At the time of my interview, I almost surely asked to speak to Gibbard, who remains the public face of a band that had begun as his own solo project in 1997. But I’m sure I was equally geeked to be offered Walla instead. Walla, who had been friends with Gibbard at Western Washington University in Bellingham, offered to help him record the songs. Later, in order to play live, a band would be needed.

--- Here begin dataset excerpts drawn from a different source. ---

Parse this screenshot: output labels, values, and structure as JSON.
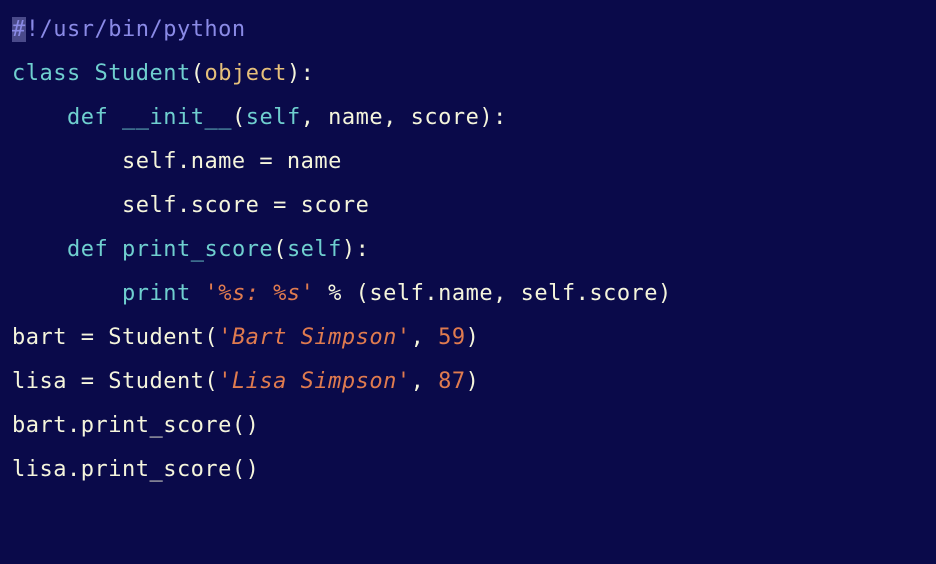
{
  "code": {
    "line1": {
      "shebang_selected": "#",
      "shebang_rest": "!/usr/bin/python"
    },
    "line2": {
      "kw_class": "class",
      "sp1": " ",
      "classname": "Student",
      "lparen": "(",
      "builtin_object": "object",
      "rparen_colon": "):"
    },
    "line3": {
      "indent": "    ",
      "kw_def": "def",
      "sp1": " ",
      "funcname": "__init__",
      "lparen": "(",
      "param_self": "self",
      "rest_params": ", name, score):"
    },
    "line4": {
      "indent": "        ",
      "text": "self.name = name"
    },
    "line5": {
      "indent": "        ",
      "text": "self.score = score"
    },
    "line6": {
      "indent": "    ",
      "kw_def": "def",
      "sp1": " ",
      "funcname": "print_score",
      "lparen": "(",
      "param_self": "self",
      "rparen_colon": "):"
    },
    "line7": {
      "indent": "        ",
      "kw_print": "print",
      "sp1": " ",
      "string": "'%s: %s'",
      "rest": " % (self.name, self.score)"
    },
    "line8": {
      "assign": "bart = Student(",
      "string": "'Bart Simpson'",
      "comma": ", ",
      "number": "59",
      "rparen": ")"
    },
    "line9": {
      "assign": "lisa = Student(",
      "string": "'Lisa Simpson'",
      "comma": ", ",
      "number": "87",
      "rparen": ")"
    },
    "line10": {
      "text": "bart.print_score()"
    },
    "line11": {
      "text": "lisa.print_score()"
    }
  }
}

Walla stepped out of the craziness of that year’s South by Southwest music festival for a bit to take my call, and he was a charming interview subject.
“We are making a living doing this on an independent label, and that’s fantastic. I can’t think of anything better,” said Walla, who two years before was able to quit his Seattle day job at Starbucks to become the band’s full-time producer. “It feels like I’ve moved from one Northwest punch line into another,” Walla told me. (My first gold quote, thank you very much.)
I bring all this up because a few days after the article ran in The Denver Post, I received a kind letter in the mail – from Chris Walla’s appreciative mother. That kind of thing just rarely happens.
Alas, nothing gold can stay. Walla officially left Death Cab for Cutie in 2014 after 17 years to start a new life with his wife in Trondheim, Norway, where they still reside. The lineup heading to Auraria this weekend is Gibbard, Nicholas Harmer (bass), Jason McGerr (drums), Dave Depper (guitar and backing vocals), and Zac Rae (keyboards).
The group is gearing up to release their 11th studio album, “I Built You a Tower,” on June 5, via ANTI-Records. You can also celebrate the new album release at a local listening party that same day at Twist & Shout.

Another huge name at Outside Days will be Saturday headliner My Morning Jacket, an indie-rock band with major jam-band tendencies. Also: Cage the Elephant and Dawes. Bands with local ties will include Brothers of Brass, a classic New Orleans brass-band that began as a chance meeting between two street performers on the 16th Street Mall; Wildermiss, a Denver indie-rock trio now based in Nashville; and self-described Queer stripper N3ptune.
Beyond musical performances, the Outside Festival exists to promote the outdoor lifestyle, adventure and cultural experiences. There will be plenty of keynote speakers, panels, TED-like Talks, and presentations by elite athletes, environmentalists and outdoor industry leaders.
John Moore is the Denver Gazette’s Senior Arts Journalist. Email him at [email protected].

OUTSIDE DAYS/Music lineup
- Friday (May 29): Wildermiss (5 p.m.), Japanese Breakfast (6:15 p.m.), Goth Babe (7:45 p.m.), Death Cab for Cutie (9:30 p.m.)
- Saturday (May 30): Brothers of Brass (2 p.m.), Karina Rykman (3 p.m.), Eggy (4:15 p.m.), Dawes (5:45 p.m.); The Flaming Lips (7:15 p.m.), My Morning Jacket (9 p.m.)
- Sunday (May 31): The Mañanas (2 p.m.), N3ptune (3 p.m.), Girl Tones (4:15 p.m.), Grouplove (5:45 p.m.), Tash Sultana (7:15 p.m.), Cage the Elephant (9 p.m.)